H-K-ATPase in the RCCT-28A rabbit cortical collecting duct cell line

Abstract

In the present study, we demonstrate that the rabbit cortical collecting duct cell line RCCT-28A possesses three distinct H-K-ATPase catalytic subunits (HKα). Intracellular measurements of RCCT-28A cells using the pH-sensitive dye 2′,7′-bis(2-carboxyethyl)-5(6)-carboxyfluorescein (BCECF) indicated that the mechanism accounting for recovery from an acid load exhibited both K⁺dependence and sensitivity to Sch-28080 characteristic of H-K-ATPases.

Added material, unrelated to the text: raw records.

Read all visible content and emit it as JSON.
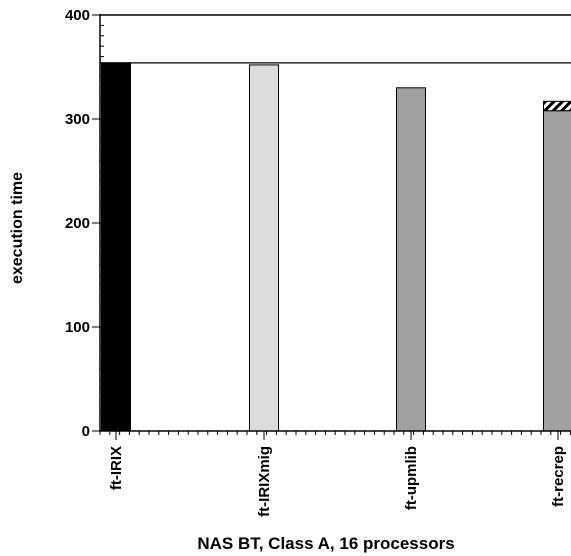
{
  "chart_data": {
    "type": "bar",
    "title": "",
    "xlabel": "NAS BT, Class A, 16 processors",
    "ylabel": "execution time",
    "ylim": [
      0,
      400
    ],
    "yticks": [
      0,
      100,
      200,
      300,
      400
    ],
    "grid": false,
    "reference_line": 354,
    "categories": [
      "ft-IRIX",
      "ft-IRIXmig",
      "ft-upmlib",
      "ft-recrep"
    ],
    "values": [
      354,
      352,
      330,
      317
    ],
    "stacked_segment": {
      "category": "ft-recrep",
      "base": 308,
      "top": 317,
      "pattern": "diagonal-hatch"
    },
    "colors": [
      "#000000",
      "#dcdcdc",
      "#a0a0a0",
      "#a0a0a0"
    ],
    "clipped_right": true
  }
}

Recovery rates were 0.022 ± 0.005 pH units/min in the presence of K⁺, 0.004 ± 0.002 in the absence of K⁺, and 0.002 ± 0.002 in the presence of Sch-28080. The mRNAs encoding the HKα₁subunit and the H-K-ATPase β-subunit (HKβ) were detected by RT-PCR. In addition, two HKα₂species were found by RT-PCR and 5′ rapid amplification of cDNA ends (5′-RACE) in the rabbit renal cortex. One was homologous to HKα₂cDNAs generated from other species, and the second was novel. The latter, referred to as HKα_2c, encoded an apparent 61-residue amino-terminal extension that bore no homology to reported sequences. Antipeptide antibodies were designed on the basis of this extension, and these antibodies recognized a protein of the appropriate mass in both rabbit renal tissue samples and RCCT-28A cells. Such findings constitute very strong evidence for expression of the HKα_2csubunit in vivo. The results suggest that the rabbit kidney and RCCT-28A cells express at least three distinct H-K-ATPases.